Milwaukee’s Civil Rights Legacy by Jo Freeman
As I walked the streets of Milwaukee, viewing some elegant old churches, I thought about its civil rights legacy. One street is named Dr. M.L.King Jr. Drive, though I don’t think Dr. King ever spoke in Milwaukee. Another is named Vel R. Phillips Ave. A Milwaukee native, she was a multiple first. The first Black woman who: graduated from U. Wisconsin Law School, elected to the city council, judge, elected Secretary of State, served on the Democratic National Committee. She was also active in the NAACP, leading open housing marches and getting arrested.
Shortly after she died in 2018, N. 4th St. was renamed in her honor. That’s why the official address of the Fiserv Forum, where the Republican convention was held July 15-18, is 1111 N. Vel R. Phillips Ave.
Less well known in Milwaukee, but better known to civil rights activists, is Father James Groppi, also a Milwaukee native. A few years after ordination in 1959, he was assigned to St. Boniface Church in the segregated Black community of north Milwaukee. There he developed an empathy with the Black poor. He took several of his parishioners to the 1963 March on Washington and the 1965 Selma march. On June 4, 1965 he and four other clergymen were arrested when they blocked a school bus. They were among 50 demonstrators protesting the Milwaukee School Board’s policy of keeping Black children in separate classrooms in otherwise white schools. The Board was under court order to bus children from overcrowded Black schools to white schools to foster integration, but it didn’t want to integrate the classrooms.
Groppi’s influence brought quite a few Catholic youth, Black and white, into the civil rights movement. Ten of them worked with SCOPE, SCLC’s 1965 summer project. Fr. Groppi drove seven to Atlanta, where they helped set up for orientation. One of those was his future wife. Fr. Groppi couldn’t stay in the South for the entire summer. But he spent his two-week vacation in August in Bullock County, AL working with those he had brought South in June. St. Boniface Church was razed in 1975 to make way for a new high school. Fr. Groppi was not reassigned to an African-American parish. Instead, he married in 1976 and became a bus driver. Always an activist, he led fair housing marches across the 16th St. Viaduct, which spans the Menomonee River Valley. This bridge separated north Milwaukee, where poor Blacks lived, from south Milwaukee, home of middle-class whites. James Groppi died of brain cancer in Milwaukee on November 4, 1985. In 1988 the Viaduct was renamed the James E. Groppi Unity Bridge.
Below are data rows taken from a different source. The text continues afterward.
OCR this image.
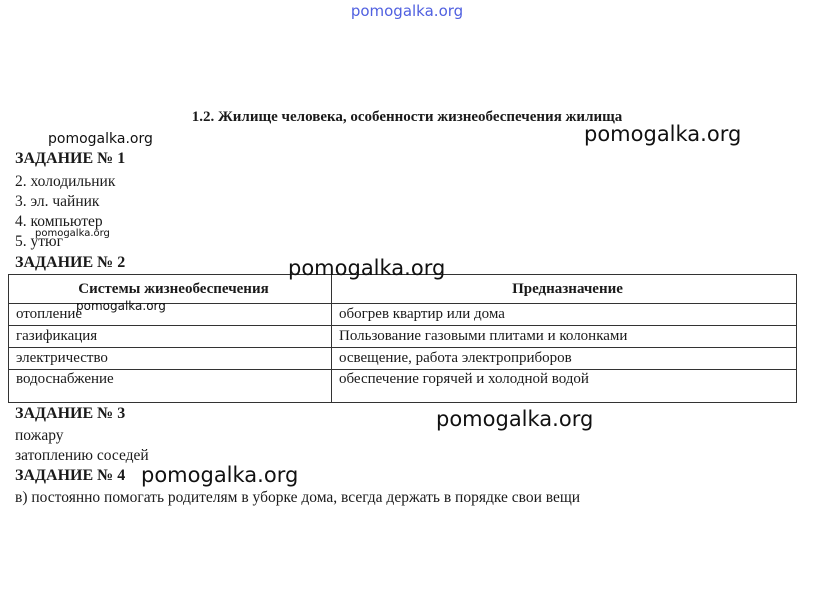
pomogalka.org
1.2. Жилище человека, особенности жизнеобеспечения жилища
ЗАДАНИЕ № 1
2. холодильник
3. эл. чайник
4. компьютер
5. утюг
ЗАДАНИЕ № 2
Системы жизнеобеспечения	Предназначение
отопление	обогрев квартир или дома
газификация	Пользование газовыми плитами и колонками
электричество	освещение, работа электроприборов
водоснабжение	обеспечение горячей и холодной водой
ЗАДАНИЕ № 3
пожару
затоплению соседей
ЗАДАНИЕ № 4
в) постоянно помогать родителям в уборке дома, всегда держать в порядке свои вещи
pomogalka.org	pomogalka.org
pomogalka.org
pomogalka.org
pomogalka.org
pomogalka.org
pomogalka.org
Then there’s America’s Black Holocaust Museum, further north into the (still) poor Black neighborhoods of Milwaukee. It’s a purely private endeavor. Founded by James Cameron in 1988, the ABHM was inspired by the Holocaust memorial museum in Israel. It interprets the Black experience in the US as an ongoing series of mass atrocities. Cameron teamed up with philanthropist Daniel Bader to open the Museum. After Cameron died in 2006, the physical museum closed due to lack of funding. The museum went online as a virtual museum in 2012. After additional funding was secured, it reopened in 2022, but is only open a couple days a week. One of its seven History galleries is about the Civil Rights Movement – nationally, not Milwaukee.